The Golden Thread: The Story of Writing, by Ewan Clayton, Atlantic, RRP£25, 416 pages

Charting “the story of writing” might seem an ambitious undertaking, but Ewan Clayton is up to the job. The calligrapher and professor of design has produced a fascinating account of the changes and continuities in our use of the alphabet, from its origins in ancient Egypt through to blogs and social networks.

The Golden Thread shows how historical developments influenced writing and reading. Whether considering the proliferation of notebooks during the 17th century’s scientific revolution or the effect of Romantic thought on signatures, Clayton’s study is rigorous and wide-ranging yet accessible.

But perhaps the book’s most impressive feature is the calligrapher’s expertise he brings to bear. At one point he discusses the relative merits of goose, crow and swan quills; elsewhere he explains how, “when holding up an early piece of European paper . . . you are possibly inspecting a piece of recycled medieval underwear”.

Review by Orlando Bird

A London Year: 365 Days of City Life in Diaries, Journals and Letters, edited by Travis Elborough and Nick Rennison, Frances Lincoln, RRP£25, 608 pages

A London Year is an anthology of daily diary entries written by more than 200 Londoners from Tudor times to the present day. Juxtapositions create a fragmented yet coherent impression of the city: accounts of executions sit beside coronations; Soho’s gay pubs alongside a gaggle of geese in Victoria Park.

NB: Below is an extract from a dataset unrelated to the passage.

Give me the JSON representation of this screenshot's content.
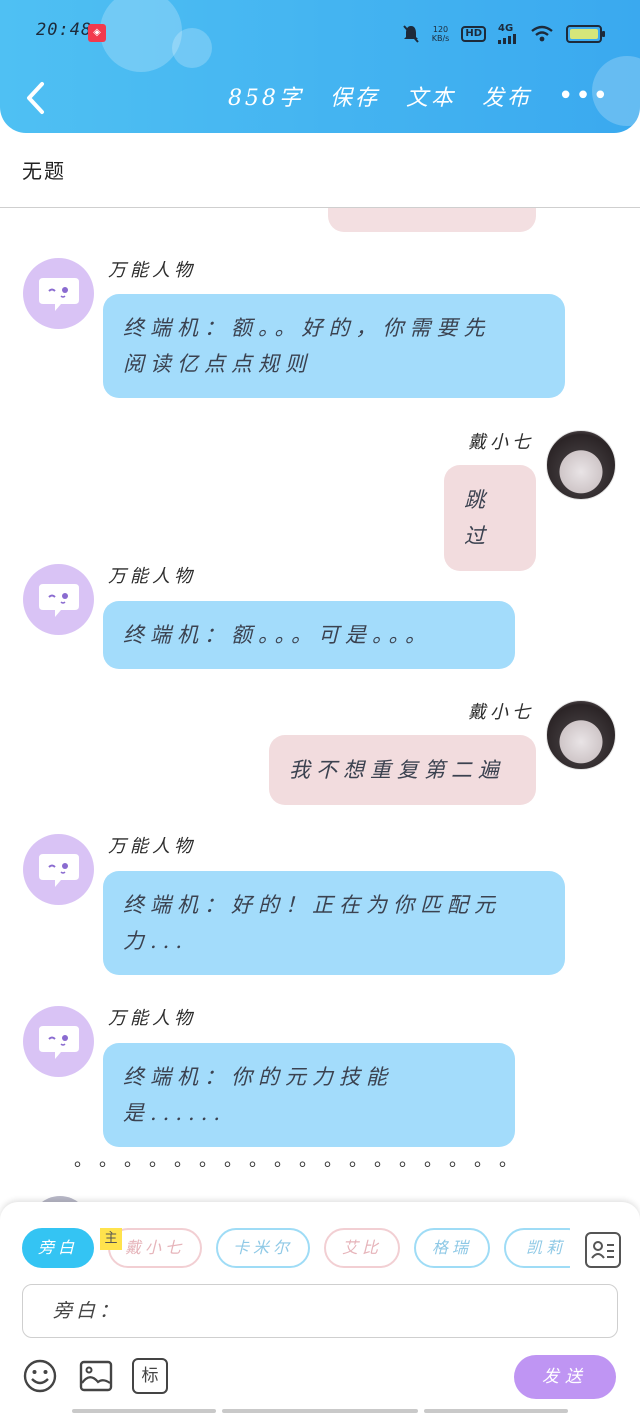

Diarists range from the famous Samuel Pepys to an 11-year-old girl, Emily Shore. In January 1684 John Evelyn described ice on the Thames so thick that “coaches, carts and horses passed over”. Virginia Woolf, on a trip to Greenwich in 1926, “burst into tears over the coat Nelson wore at Trafalgar”, and on New Year’s eve 1999, MP Oona King complains “all my life I thought I would be at a wild party at the end of the millennium. Instead I was queuing outside Stratford station.”

Like everyday life, entries can be both monotonous and vivid, but A London Year will have something to teach residents and visitors alike.